Son anlaşmalarla birlikte şu ana kadar yirmi iki Arap devletinden altısı İsrail'i tanıdı. Bu altı devletten Mısır ve Ürdün İsrail ile savaşan devletlerdi. İsrail ile Birleşik Arap Emirlikleri, Bahreyn, Sudan ve Fas arasında hiçbir zaman savaş olmadı. Buna rağmen anlaşmadaki "Barış" vurgusu, daha çok bahis mevzusu devletlerin İsrail ile siyasi, ekonomik ve hatta askeri iş birliğini ifade ediyor.

İsrail'in ilk başbakanı David Ben Gurion ve ilk Türkiye büyükelçisi Eliyahu Sassoon, Arap devletlerinin 'Direniş Cephesi' tezine karşı, İsrail'in 'Çevre Doktrini' tezini geliştirdiler. Bu teze göre İsrail, ancak komşuları ve çevre devletlerle barış anlaşmaları yaparak ve düşmanları üzerinde niteliksel askeri üstünlüğünü muhafaza ederek varlığını ve güvenliğini sağlayabilir. Bugün İsrail'in ABD’nin desteği ile yapmaya çalıştığı anlaşmalar, Çevre Doktrini tezinin hayata geçirilmesidir.1

Ayrıca İsrail'in daha önce Mısır ve Ürdün ile yaptığı sulh anlaşmaları, halklar arasında ön yargıları ortadan kaldıran ve bölgede toplumsal barışı sağlayan anlaşmalar olduğu söylenemez. İbrahim Anlaşması’nın da aynı kategoride kalması muhtemeldir.

Anlaşmayı imzalayan devletlere ABD'den destek.

İmzacı her dört devletin İsrail ile uzlaşılarında ABD ile ilişkileri ve elde ettikleri imtiyazların mutabakatta belirleyici olduğunu görüyoruz.
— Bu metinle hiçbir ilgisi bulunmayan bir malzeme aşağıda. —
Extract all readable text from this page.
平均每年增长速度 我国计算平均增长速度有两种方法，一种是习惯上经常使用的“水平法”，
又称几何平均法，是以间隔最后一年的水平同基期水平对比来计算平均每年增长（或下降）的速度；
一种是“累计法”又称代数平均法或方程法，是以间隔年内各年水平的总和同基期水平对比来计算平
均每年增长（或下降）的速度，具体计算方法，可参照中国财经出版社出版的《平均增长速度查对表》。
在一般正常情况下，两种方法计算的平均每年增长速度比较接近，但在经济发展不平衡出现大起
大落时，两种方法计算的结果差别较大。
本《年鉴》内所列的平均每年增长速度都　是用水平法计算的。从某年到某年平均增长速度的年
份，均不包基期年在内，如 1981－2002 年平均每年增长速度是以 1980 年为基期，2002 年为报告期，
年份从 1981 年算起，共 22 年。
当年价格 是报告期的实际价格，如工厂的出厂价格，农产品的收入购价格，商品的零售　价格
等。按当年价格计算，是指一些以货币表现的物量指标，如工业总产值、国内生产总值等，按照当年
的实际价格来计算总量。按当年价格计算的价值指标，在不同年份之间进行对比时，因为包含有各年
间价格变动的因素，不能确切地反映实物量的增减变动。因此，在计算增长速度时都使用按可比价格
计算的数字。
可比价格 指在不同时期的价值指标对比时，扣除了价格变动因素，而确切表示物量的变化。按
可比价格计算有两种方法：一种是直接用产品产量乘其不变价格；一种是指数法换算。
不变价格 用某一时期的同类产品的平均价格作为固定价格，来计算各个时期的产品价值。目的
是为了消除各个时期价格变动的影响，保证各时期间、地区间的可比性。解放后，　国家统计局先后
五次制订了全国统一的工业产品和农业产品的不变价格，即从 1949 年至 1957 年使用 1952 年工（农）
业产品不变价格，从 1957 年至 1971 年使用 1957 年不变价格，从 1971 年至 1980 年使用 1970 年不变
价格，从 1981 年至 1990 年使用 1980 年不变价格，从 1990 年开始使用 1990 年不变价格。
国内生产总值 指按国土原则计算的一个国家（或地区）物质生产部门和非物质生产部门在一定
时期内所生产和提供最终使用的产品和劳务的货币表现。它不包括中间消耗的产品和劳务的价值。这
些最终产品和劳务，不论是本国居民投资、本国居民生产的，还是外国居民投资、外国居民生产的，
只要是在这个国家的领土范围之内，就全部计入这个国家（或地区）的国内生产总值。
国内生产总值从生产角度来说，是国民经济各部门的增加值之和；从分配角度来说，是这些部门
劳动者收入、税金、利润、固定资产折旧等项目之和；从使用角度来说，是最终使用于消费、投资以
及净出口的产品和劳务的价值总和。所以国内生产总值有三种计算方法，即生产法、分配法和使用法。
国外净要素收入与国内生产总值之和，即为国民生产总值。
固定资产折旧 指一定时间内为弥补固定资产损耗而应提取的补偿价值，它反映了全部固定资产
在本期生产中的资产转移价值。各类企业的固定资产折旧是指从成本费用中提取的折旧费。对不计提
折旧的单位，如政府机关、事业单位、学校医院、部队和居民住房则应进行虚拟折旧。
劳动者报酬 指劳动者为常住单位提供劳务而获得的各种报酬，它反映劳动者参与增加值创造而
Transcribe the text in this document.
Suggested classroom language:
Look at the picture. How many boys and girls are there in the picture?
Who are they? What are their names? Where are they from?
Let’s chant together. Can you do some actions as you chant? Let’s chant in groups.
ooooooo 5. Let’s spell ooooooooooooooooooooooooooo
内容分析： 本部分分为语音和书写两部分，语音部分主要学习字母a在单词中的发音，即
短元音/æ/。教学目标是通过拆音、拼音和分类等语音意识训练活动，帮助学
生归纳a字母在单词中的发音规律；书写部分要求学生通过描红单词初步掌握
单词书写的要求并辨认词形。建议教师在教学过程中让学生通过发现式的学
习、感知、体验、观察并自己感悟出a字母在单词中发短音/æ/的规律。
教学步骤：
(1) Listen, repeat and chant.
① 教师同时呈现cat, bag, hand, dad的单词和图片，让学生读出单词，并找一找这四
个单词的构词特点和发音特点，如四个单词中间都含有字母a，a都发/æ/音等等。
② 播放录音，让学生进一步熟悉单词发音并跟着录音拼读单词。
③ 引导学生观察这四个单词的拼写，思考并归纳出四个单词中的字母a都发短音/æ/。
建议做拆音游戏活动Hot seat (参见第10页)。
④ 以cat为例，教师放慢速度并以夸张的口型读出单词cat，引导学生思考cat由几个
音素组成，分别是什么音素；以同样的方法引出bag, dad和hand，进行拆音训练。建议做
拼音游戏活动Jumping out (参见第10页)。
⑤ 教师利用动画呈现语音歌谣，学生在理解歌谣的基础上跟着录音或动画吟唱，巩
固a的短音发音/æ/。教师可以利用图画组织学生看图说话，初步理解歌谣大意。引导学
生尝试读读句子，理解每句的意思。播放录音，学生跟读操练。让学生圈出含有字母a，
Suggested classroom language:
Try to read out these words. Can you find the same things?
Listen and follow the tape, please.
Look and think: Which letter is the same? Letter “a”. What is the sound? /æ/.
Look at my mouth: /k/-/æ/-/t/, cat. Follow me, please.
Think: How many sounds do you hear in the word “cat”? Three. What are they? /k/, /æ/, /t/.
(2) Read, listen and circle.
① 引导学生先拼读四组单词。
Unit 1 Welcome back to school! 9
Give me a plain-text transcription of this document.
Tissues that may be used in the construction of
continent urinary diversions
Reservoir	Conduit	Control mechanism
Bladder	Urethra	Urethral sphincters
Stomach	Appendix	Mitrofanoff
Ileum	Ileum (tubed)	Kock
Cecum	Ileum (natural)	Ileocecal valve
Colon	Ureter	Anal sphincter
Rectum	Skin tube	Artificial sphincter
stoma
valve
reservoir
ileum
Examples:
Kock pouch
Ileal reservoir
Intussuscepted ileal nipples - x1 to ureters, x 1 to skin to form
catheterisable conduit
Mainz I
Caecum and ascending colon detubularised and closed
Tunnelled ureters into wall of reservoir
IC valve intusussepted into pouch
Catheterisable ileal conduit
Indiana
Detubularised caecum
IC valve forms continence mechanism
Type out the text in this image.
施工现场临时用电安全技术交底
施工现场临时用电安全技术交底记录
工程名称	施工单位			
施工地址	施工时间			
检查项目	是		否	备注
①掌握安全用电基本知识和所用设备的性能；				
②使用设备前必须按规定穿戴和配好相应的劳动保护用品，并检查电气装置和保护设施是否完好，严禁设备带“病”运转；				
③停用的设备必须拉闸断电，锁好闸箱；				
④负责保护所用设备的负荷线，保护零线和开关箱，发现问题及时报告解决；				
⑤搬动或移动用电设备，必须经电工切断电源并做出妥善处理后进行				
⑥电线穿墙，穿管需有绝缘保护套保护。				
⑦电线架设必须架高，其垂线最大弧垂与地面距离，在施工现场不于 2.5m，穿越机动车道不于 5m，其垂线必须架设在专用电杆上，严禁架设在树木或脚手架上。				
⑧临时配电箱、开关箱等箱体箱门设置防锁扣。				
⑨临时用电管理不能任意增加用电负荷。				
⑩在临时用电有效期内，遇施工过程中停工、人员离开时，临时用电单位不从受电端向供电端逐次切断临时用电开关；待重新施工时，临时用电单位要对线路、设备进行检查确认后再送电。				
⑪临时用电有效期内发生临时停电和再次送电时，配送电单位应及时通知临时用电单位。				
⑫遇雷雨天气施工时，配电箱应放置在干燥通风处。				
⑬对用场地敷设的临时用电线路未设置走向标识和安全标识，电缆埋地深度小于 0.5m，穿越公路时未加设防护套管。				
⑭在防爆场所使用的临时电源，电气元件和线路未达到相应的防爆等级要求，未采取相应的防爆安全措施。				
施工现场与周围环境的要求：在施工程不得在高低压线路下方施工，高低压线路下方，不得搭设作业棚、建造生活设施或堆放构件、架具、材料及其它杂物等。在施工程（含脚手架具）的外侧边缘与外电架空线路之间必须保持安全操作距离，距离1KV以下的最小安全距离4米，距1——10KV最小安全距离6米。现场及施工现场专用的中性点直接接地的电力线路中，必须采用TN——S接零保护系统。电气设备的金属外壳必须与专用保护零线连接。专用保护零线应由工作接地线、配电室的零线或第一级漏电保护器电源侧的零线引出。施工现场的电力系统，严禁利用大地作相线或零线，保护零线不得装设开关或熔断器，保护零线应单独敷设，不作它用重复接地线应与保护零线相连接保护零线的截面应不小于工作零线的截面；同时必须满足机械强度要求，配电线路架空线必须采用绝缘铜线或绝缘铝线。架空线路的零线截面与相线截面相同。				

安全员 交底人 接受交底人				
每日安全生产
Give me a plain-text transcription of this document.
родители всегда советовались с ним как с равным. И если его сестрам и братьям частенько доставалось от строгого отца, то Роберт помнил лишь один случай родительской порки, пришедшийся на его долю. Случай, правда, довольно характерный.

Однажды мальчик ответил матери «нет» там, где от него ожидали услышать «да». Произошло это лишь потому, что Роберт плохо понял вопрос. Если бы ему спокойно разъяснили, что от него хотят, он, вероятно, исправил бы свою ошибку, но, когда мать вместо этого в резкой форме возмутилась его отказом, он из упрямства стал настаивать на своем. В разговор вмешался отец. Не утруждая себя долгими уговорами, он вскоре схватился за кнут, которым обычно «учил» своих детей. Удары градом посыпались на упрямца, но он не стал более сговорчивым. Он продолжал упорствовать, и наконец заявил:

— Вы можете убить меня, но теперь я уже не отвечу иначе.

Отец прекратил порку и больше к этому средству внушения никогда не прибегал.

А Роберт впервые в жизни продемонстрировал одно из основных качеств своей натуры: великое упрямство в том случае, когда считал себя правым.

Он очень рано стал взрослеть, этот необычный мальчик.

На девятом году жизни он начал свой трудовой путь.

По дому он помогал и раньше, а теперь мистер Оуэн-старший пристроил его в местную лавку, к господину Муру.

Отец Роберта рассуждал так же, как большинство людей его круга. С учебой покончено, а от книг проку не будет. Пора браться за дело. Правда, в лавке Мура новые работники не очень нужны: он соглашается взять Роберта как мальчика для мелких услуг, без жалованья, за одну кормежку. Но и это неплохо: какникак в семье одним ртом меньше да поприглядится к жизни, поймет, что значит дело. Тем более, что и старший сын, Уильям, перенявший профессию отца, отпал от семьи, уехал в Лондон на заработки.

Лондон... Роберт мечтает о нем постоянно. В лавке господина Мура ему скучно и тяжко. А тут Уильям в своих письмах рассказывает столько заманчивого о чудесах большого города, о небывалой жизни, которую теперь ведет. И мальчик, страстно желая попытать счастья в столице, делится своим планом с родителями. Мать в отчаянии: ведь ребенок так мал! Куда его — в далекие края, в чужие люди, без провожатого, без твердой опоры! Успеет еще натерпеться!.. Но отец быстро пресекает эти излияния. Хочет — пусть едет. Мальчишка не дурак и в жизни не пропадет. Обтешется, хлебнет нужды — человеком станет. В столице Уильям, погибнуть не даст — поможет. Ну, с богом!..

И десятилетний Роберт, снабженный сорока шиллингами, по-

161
BEA’nın ABD’den yeni nesil F-35 savaş uçaklarını alma talebi, ancak İsrail ile yaptığı anlaşmanın ardından kabul edildi. Bunlardan

Sudan ve Fas'ın elde ettiği kazanımlar, uluslararası ilişkiler açısından sıra dışı ve üzerinde durulması gerekir.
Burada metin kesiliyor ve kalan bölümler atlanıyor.